U.S. Greenlights Nvidia's Return After 1-Year Hiatus
Nvidia has received U.S. government approval to resume sales of artificial intelligence chips to China, ending an approximate one-year exclusion from the market due to strict export controls. The decision allows the company to export its H200 chip, a powerful GPU developed specifically to comply with American export guidelines. This development marks a significant policy shift after the U.S. tightened restrictions in early 2025, which had previously halted sales and forced Nvidia to take a multi-billion dollar inventory charge.
Following the approval, Nvidia CEO Jensen Huang confirmed at the company's GTC conference that the H200 has been licensed for numerous customers in China and that the company is ramping up manufacturing to meet new orders. This signals Nvidia's formal re-entry into one of the world's largest and most critical technology markets, with sales expected to commence within weeks.
China Reentry Could Unlock $28 Billion Revenue Stream
For investors, the return to China represents a substantial financial opportunity. In fiscal year 2025, before the most recent controls took full effect, sales to China accounted for 13% of Nvidia's total revenue. Based on last year's performance, this could translate to nearly $28 billion in potential annual revenue. CEO Jensen Huang has suggested the long-term opportunity could reach "a couple of 100 billion dollars by the end of the decade."
However, the company faces new challenges. During Nvidia's absence, local Chinese competitors have gained ground, potentially eroding some market share. The pace of revenue recovery will depend on how effectively Nvidia can restart its export logistics and compete with these domestic alternatives. The initial demand from Chinese customers provides a strong basis for optimism that the region will once again become a primary growth driver for the chipmaker.
Tensions Persist as Restricted Chips Surface in China
The approval for H200 sales comes with significant geopolitical complexity. Recent procurement data from March 27 reveals that high-end, restricted Nvidia chips like the A100 continue to be acquired by Chinese entities, including universities with military links. These chips are reportedly being obtained through servers supplied by third-party manufacturers, demonstrating the difficulty of enforcing a complete technological blockade.

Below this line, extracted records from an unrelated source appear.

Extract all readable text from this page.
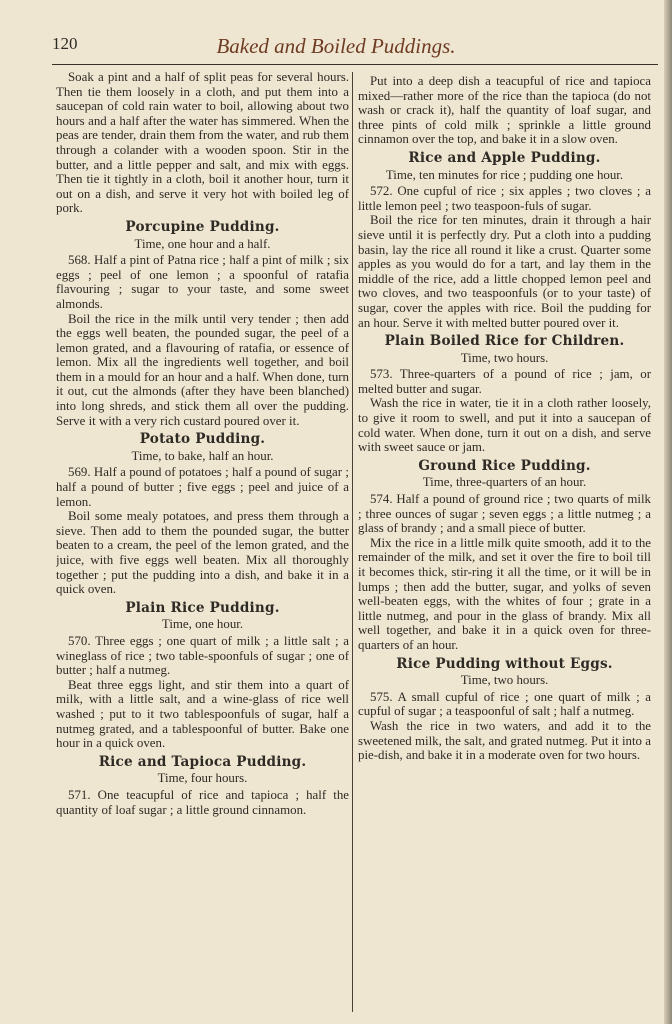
120	Baked and Boiled Puddings.

Soak a pint and a half of split peas for several hours. Then tie them loosely in a cloth, and put them into a saucepan of cold rain water to boil, allowing about two hours and a half after the water has simmered. When the peas are tender, drain them from the water, and rub them through a colander with a wooden spoon. Stir in the butter, and a little pepper and salt, and mix with eggs. Then tie it tightly in a cloth, boil it another hour, turn it out on a dish, and serve it very hot with boiled leg of pork.

Porcupine Pudding.

Time, one hour and a half.

568. Half a pint of Patna rice ; half a pint of milk ; six eggs ; peel of one lemon ; a spoonful of ratafia flavouring ; sugar to your taste, and some sweet almonds.

Boil the rice in the milk until very tender ; then add the eggs well beaten, the pounded sugar, the peel of a lemon grated, and a flavouring of ratafia, or essence of lemon. Mix all the ingredients well together, and boil them in a mould for an hour and a half. When done, turn it out, cut the almonds (after they have been blanched) into long shreds, and stick them all over the pudding. Serve it with a very rich custard poured over it.

Potato Pudding.

Time, to bake, half an hour.

569. Half a pound of potatoes ; half a pound of sugar ; half a pound of butter ; five eggs ; peel and juice of a lemon.

Boil some mealy potatoes, and press them through a sieve. Then add to them the pounded sugar, the butter beaten to a cream, the peel of the lemon grated, and the juice, with five eggs well beaten. Mix all thoroughly together ; put the pudding into a dish, and bake it in a quick oven.

Plain Rice Pudding.

Time, one hour.

570. Three eggs ; one quart of milk ; a little salt ; a wineglass of rice ; two table-spoonfuls of sugar ; one of butter ; half a nutmeg.

Beat three eggs light, and stir them into a quart of milk, with a little salt, and a wine-glass of rice well washed ; put to it two tablespoonfuls of sugar, half a nutmeg grated, and a tablespoonful of butter. Bake one hour in a quick oven.

Rice and Tapioca Pudding.

Time, four hours.

571. One teacupful of rice and tapioca ; half the quantity of loaf sugar ; a little ground cinnamon.

Put into a deep dish a teacupful of rice and tapioca mixed—rather more of the rice than the tapioca (do not wash or crack it), half the quantity of loaf sugar, and three pints of cold milk ; sprinkle a little ground cinnamon over the top, and bake it in a slow oven.

Rice and Apple Pudding.

Time, ten minutes for rice ; pudding one hour.

572. One cupful of rice ; six apples ; two cloves ; a little lemon peel ; two teaspoon-fuls of sugar.

Boil the rice for ten minutes, drain it through a hair sieve until it is perfectly dry. Put a cloth into a pudding basin, lay the rice all round it like a crust. Quarter some apples as you would do for a tart, and lay them in the middle of the rice, add a little chopped lemon peel and two cloves, and two teaspoonfuls (or to your taste) of sugar, cover the apples with rice. Boil the pudding for an hour. Serve it with melted butter poured over it.

Plain Boiled Rice for Children.

Time, two hours.

573. Three-quarters of a pound of rice ; jam, or melted butter and sugar.

Wash the rice in water, tie it in a cloth rather loosely, to give it room to swell, and put it into a saucepan of cold water. When done, turn it out on a dish, and serve with sweet sauce or jam.

Ground Rice Pudding.

Time, three-quarters of an hour.

574. Half a pound of ground rice ; two quarts of milk ; three ounces of sugar ; seven eggs ; a little nutmeg ; a glass of brandy ; and a small piece of butter.

Mix the rice in a little milk quite smooth, add it to the remainder of the milk, and set it over the fire to boil till it becomes thick, stir-ring it all the time, or it will be in lumps ; then add the butter, sugar, and yolks of seven well-beaten eggs, with the whites of four ; grate in a little nutmeg, and pour in the glass of brandy. Mix all well together, and bake it in a quick oven for three-quarters of an hour.

Rice Pudding without Eggs.

Time, two hours.

575. A small cupful of rice ; one quart of milk ; a cupful of sugar ; a teaspoonful of salt ; half a nutmeg.

Wash the rice in two waters, and add it to the sweetened milk, the salt, and grated nutmeg. Put it into a pie-dish, and bake it in a moderate oven for two hours.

This situation has prompted two U.S. senators to call for a pause on all advanced AI chip export licenses to China and its intermediaries. While Nvidia is officially cleared to sell its compliant H200 chips, the ongoing flow of restricted technology highlights the persistent security concerns and regulatory risks shaping the U.S.-China tech rivalry. The policy decision reflects a delicate balance between enabling U.S. commercial leadership and containing China's military AI capabilities.